Advances in the molecular biological knowledge of neuronal nicotinic acetylcholine receptors (nAChRs) have led to a growing interest by the pharmaceutical industry in the development of novel compounds that selectively modulate nAChR function. The ability of (-)-nicotine, an activator of nAChRs, to enhance attentional aspects of cognition in animals and humans, to exert neuroprotective and anxiolytic-like effects, and presumably to mediate the negative correlation between smoking and Alzheimer's (and Parkinson's) Disease, has focused interest on the potential therapeutic utility of modulators of nAChR function for treatment of some of the deficits associated with these progressive, neurodegenerative conditions.
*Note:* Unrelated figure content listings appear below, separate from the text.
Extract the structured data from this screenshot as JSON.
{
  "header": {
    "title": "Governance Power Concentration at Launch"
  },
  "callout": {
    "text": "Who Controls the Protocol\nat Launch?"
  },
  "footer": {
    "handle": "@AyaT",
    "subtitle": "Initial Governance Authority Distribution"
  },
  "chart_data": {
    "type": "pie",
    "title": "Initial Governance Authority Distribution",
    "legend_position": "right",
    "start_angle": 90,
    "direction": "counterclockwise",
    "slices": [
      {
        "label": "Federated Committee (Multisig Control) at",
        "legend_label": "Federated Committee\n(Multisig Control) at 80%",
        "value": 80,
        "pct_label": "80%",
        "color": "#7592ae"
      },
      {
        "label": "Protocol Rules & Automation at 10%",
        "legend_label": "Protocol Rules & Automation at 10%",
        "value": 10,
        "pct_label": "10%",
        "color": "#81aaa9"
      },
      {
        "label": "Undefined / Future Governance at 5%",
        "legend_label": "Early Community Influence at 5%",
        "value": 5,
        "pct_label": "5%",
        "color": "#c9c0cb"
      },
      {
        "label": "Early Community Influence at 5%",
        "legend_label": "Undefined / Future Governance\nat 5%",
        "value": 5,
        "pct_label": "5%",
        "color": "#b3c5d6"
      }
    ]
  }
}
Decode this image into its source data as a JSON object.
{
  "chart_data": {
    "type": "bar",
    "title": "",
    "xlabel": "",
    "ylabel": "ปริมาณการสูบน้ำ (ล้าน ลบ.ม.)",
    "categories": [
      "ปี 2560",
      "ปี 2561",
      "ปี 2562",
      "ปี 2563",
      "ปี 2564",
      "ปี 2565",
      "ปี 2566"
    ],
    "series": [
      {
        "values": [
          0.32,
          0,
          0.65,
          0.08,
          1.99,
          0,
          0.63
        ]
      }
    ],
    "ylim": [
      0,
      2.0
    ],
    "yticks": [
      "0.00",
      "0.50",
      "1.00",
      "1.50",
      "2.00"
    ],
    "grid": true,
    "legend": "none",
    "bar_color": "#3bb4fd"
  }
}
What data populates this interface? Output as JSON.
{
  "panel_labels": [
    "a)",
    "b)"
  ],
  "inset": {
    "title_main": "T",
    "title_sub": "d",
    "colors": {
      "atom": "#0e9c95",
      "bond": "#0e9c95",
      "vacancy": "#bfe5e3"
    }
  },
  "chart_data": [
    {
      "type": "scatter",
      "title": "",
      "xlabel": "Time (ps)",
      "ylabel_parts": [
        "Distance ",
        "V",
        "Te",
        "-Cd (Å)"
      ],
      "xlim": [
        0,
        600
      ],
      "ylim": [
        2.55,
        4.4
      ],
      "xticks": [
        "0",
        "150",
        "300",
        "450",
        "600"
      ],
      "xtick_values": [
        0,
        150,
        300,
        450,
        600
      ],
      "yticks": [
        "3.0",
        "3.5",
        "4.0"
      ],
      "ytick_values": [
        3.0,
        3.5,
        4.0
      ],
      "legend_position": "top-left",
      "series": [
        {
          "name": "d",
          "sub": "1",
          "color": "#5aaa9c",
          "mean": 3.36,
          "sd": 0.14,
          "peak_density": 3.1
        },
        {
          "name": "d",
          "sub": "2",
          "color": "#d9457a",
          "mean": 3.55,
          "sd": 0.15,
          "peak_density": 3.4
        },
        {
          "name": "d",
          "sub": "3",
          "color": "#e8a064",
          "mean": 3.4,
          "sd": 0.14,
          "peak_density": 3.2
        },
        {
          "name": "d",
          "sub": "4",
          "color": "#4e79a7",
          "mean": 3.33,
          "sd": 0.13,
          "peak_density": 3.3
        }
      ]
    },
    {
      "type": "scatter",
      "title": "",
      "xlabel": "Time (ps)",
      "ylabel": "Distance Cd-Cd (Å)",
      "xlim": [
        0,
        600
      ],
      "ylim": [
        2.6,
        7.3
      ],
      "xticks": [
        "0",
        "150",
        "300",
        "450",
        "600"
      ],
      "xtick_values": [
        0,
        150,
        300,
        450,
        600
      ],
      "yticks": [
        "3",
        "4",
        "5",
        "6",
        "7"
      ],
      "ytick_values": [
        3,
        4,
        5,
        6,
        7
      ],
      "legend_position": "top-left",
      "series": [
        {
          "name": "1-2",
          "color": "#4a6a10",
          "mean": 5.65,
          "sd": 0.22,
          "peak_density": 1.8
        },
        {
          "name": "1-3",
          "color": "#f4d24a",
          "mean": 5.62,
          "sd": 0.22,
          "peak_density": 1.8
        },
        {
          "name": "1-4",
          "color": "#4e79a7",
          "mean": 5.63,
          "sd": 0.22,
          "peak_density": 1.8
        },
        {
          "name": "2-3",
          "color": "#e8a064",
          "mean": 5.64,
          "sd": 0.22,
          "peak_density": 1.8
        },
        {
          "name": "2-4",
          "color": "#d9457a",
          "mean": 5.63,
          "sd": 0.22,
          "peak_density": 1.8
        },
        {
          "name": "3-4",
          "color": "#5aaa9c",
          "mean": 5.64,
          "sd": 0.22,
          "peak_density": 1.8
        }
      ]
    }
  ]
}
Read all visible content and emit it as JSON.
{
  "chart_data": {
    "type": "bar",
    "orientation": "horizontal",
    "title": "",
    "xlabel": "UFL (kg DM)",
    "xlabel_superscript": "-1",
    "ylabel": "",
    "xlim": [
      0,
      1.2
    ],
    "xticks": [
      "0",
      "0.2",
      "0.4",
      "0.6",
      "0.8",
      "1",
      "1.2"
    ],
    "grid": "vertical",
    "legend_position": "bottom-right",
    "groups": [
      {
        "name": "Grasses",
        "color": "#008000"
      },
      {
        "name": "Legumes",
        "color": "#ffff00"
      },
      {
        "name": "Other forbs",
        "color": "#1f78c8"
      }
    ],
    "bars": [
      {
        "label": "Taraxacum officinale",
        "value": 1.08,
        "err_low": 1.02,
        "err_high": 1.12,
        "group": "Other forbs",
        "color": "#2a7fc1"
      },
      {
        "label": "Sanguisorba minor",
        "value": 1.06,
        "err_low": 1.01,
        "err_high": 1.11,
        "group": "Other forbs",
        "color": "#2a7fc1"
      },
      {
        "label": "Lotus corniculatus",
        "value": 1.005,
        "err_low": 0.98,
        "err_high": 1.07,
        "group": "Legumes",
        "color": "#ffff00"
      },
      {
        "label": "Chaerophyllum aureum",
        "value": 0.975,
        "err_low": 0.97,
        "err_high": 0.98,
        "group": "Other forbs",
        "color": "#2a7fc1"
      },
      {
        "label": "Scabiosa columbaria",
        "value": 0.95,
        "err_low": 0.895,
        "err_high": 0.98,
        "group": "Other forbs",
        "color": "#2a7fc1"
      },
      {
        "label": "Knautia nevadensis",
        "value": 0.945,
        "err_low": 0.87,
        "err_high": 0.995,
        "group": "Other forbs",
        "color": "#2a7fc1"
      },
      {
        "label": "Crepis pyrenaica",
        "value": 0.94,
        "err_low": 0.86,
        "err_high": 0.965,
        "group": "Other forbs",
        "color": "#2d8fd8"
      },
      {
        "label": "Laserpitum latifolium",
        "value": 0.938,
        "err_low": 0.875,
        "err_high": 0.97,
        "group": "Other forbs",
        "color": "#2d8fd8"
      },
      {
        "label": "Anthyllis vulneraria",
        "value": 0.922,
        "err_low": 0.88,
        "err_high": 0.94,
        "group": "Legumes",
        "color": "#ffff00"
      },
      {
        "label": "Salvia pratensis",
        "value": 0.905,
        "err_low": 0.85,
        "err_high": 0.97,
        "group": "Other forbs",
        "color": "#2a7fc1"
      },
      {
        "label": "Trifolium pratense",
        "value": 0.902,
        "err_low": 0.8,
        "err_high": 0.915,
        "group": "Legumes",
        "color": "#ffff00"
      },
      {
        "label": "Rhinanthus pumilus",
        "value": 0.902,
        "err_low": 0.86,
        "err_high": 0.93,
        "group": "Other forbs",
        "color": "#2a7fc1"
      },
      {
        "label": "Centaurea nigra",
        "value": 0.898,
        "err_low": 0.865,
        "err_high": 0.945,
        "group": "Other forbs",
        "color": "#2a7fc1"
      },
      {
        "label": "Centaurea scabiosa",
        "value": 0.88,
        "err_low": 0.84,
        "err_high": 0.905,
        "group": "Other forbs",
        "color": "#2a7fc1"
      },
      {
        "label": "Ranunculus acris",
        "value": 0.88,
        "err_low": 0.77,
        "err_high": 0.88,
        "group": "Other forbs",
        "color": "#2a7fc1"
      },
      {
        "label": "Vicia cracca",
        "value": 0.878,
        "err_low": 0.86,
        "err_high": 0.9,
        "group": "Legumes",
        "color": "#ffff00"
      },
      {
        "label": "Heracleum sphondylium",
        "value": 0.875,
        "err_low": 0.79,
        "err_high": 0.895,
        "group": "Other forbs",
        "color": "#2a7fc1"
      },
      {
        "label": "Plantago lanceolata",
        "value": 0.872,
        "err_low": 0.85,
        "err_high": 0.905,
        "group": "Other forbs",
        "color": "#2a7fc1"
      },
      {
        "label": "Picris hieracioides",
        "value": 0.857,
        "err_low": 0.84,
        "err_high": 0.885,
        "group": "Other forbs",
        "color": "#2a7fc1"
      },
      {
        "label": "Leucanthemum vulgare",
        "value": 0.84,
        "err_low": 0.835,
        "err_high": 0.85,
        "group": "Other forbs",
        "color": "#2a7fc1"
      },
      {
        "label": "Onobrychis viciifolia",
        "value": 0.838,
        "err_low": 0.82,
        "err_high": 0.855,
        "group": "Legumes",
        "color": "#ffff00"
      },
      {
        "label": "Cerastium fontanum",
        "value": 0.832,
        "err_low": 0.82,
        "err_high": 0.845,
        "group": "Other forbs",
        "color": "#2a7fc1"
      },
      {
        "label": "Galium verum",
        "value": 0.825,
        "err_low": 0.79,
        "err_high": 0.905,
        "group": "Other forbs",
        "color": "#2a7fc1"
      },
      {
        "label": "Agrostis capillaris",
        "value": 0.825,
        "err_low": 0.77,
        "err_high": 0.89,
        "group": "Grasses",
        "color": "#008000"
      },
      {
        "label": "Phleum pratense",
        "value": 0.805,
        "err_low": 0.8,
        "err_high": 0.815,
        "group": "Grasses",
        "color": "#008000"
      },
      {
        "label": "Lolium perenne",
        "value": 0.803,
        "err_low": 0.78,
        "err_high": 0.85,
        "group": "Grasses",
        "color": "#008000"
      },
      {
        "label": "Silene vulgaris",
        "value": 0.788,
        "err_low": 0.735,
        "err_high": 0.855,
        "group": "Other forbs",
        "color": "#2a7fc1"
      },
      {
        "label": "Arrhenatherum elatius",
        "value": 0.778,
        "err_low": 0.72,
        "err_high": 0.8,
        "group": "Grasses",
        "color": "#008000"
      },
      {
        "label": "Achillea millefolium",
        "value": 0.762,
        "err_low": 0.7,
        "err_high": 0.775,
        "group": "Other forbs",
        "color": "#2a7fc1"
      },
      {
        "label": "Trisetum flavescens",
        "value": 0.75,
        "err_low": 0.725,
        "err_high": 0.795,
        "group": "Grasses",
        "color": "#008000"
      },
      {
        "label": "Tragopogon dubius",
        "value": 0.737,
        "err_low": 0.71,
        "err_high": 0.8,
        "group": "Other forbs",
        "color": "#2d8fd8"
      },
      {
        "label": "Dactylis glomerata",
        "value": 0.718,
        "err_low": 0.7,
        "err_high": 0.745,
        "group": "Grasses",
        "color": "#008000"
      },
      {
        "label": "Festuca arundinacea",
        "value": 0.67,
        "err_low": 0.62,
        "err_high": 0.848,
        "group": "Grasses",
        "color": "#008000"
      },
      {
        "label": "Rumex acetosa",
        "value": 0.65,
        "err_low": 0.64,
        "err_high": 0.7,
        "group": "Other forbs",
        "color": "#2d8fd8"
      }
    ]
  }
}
Numerous compounds are known which activate nAChRs and which might serve as lead compounds toward the development of such agents. The pharmacologic diversity of neuronal nAChR subtypes suggests the possibility of developing selective compounds which would have more favourable side-effect profiles than existing agents. This broader class of agents, collectively called cholinergic channel modulators (ChCMs), is anticipated to encompass compounds which would have more favourable side-effect profiles than existing agents, which generally exhibit low selectivity. This selectivity may be achieved by preferentially activating some subtypes of nAChRs (i.e., Cholinergic Channel Activators, ChCAs) or inhibiting the function of other subtypes (Cholinergic Channel Inhibitors, ChCIs). An overview of the biology of nAChRs and the rationale for the use of ChCMs for the treatment of dementia related to neurodegenerative diseases are presented, followed by a discussion of lead compounds and compounds under consideration for clinical evaluation.